My own list would be the following: Plato’s Republic for an introduction to questions of justice;
Aristotle’s Physics for an account of nature that is not vacuous; Dostoevsky’s The Brothers
Karamazov for a poetic portrait of man; and Shakespeare’s King Lear for all of the above. The
students would be tested for mastery of these works just as they are tested for mastery of the
sciences. This would ensure that everyone had at least a minimum grasp of the larger tradition
that gave rise to natural science and a context for understanding its existence and meaning.

Think how our understanding of the aging patient would be enlarged with the image of Lear
made part of our psyches, or how our approach to the dilemmas of allocating medical
resources would be enriched by wrestling with the political questions raised in the Republic.
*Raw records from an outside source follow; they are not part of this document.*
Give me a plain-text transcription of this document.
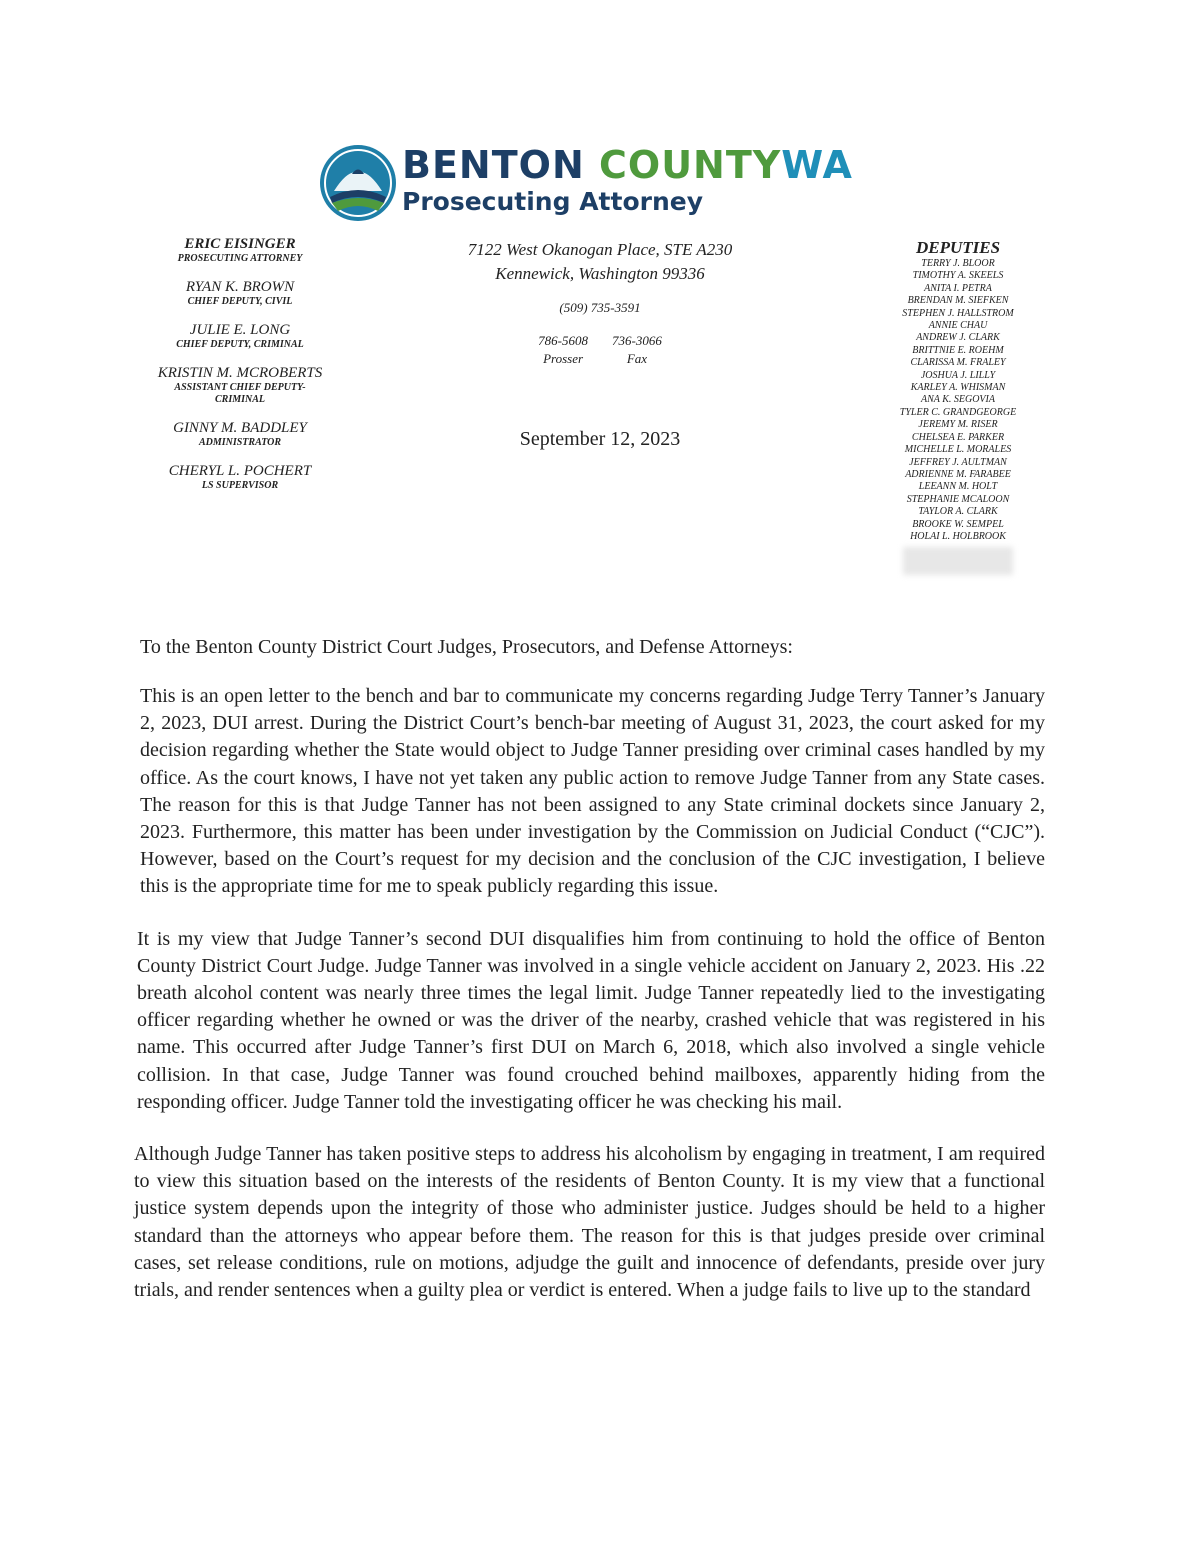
BENTON COUNTYWA
Prosecuting Attorney
ERIC EISINGER
PROSECUTING ATTORNEY
RYAN K. BROWN
CHIEF DEPUTY, CIVIL
JULIE E. LONG
CHIEF DEPUTY, CRIMINAL
KRISTIN M. MCROBERTS
ASSISTANT CHIEF DEPUTY-
CRIMINAL
GINNY M. BADDLEY
ADMINISTRATOR
CHERYL L. POCHERT
LS SUPERVISOR
7122 West Okanogan Place, STE A230
Kennewick, Washington 99336
(509) 735-3591
786-5608
Prosser
736-3066
Fax
September 12, 2023
DEPUTIES
TERRY J. BLOOR
TIMOTHY A. SKEELS
ANITA I. PETRA
BRENDAN M. SIEFKEN
STEPHEN J. HALLSTROM
ANNIE CHAU
ANDREW J. CLARK
BRITTNIE E. ROEHM
CLARISSA M. FRALEY
JOSHUA J. LILLY
KARLEY A. WHISMAN
ANA K. SEGOVIA
TYLER C. GRANDGEORGE
JEREMY M. RISER
CHELSEA E. PARKER
MICHELLE L. MORALES
JEFFREY J. AULTMAN
ADRIENNE M. FARABEE
LEEANN M. HOLT
STEPHANIE MCALOON
TAYLOR A. CLARK
BROOKE W. SEMPEL
HOLAI L. HOLBROOK

To the Benton County District Court Judges, Prosecutors, and Defense Attorneys:

This is an open letter to the bench and bar to communicate my concerns regarding Judge Terry Tanner’s January 2, 2023, DUI arrest. During the District Court’s bench-bar meeting of August 31, 2023, the court asked for my decision regarding whether the State would object to Judge Tanner presiding over criminal cases handled by my office. As the court knows, I have not yet taken any public action to remove Judge Tanner from any State cases. The reason for this is that Judge Tanner has not been assigned to any State criminal dockets since January 2, 2023. Furthermore, this matter has been under investigation by the Commission on Judicial Conduct (“CJC”). However, based on the Court’s request for my decision and the conclusion of the CJC investigation, I believe this is the appropriate time for me to speak publicly regarding this issue.

It is my view that Judge Tanner’s second DUI disqualifies him from continuing to hold the office of Benton County District Court Judge. Judge Tanner was involved in a single vehicle accident on January 2, 2023. His .22 breath alcohol content was nearly three times the legal limit. Judge Tanner repeatedly lied to the investigating officer regarding whether he owned or was the driver of the nearby, crashed vehicle that was registered in his name. This occurred after Judge Tanner’s first DUI on March 6, 2018, which also involved a single vehicle collision. In that case, Judge Tanner was found crouched behind mailboxes, apparently hiding from the responding officer. Judge Tanner told the investigating officer he was checking his mail.

Although Judge Tanner has taken positive steps to address his alcoholism by engaging in treatment, I am required to view this situation based on the interests of the residents of Benton County. It is my view that a functional justice system depends upon the integrity of those who administer justice. Judges should be held to a higher standard than the attorneys who appear before them. The reason for this is that judges preside over criminal cases, set release conditions, rule on motions, adjudge the guilt and innocence of defendants, preside over jury trials, and render sentences when a guilty plea or verdict is entered. When a judge fails to live up to the standard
And while it may seem odd to believe that our scientific education is disserved by ignoring
Aristotle’s Physics, the limitations of modern science’s purposeless and partial account of
nature would become more clear by reacquainting ourselves with his purposeful account of the
whole. At its best, this humanistic education would help doctors at the bedside, by forcing them
to grapple with the kinds of existential questions that their patients cannot avoid.

The early physicians could only respond to the cries of their patients as fellow human beings,
sharing their previous experiences of the suffering of others, helping to usher the newly afflicted
through their own struggle. In the process, if they listened and observed carefully, physicians
gained access to the glories and failures of their patients’ lives. This profession brought forth
stories rich as any literature, perhaps at times even reminiscent of a Trojan battlefield, at least
insofar as it stirs the opportunity for excellence with the call to human action. Today, doctors
are both more powerful and more deaf. They are far less helpless in the face of suffering, yet
they often cannot hear the cries that evoke no possibility of remedy. A more humanistic
education might heal the physician’s deafness. It will not make treating the untreatable any
easier, but it may at least leave the doctor less naked on the wards.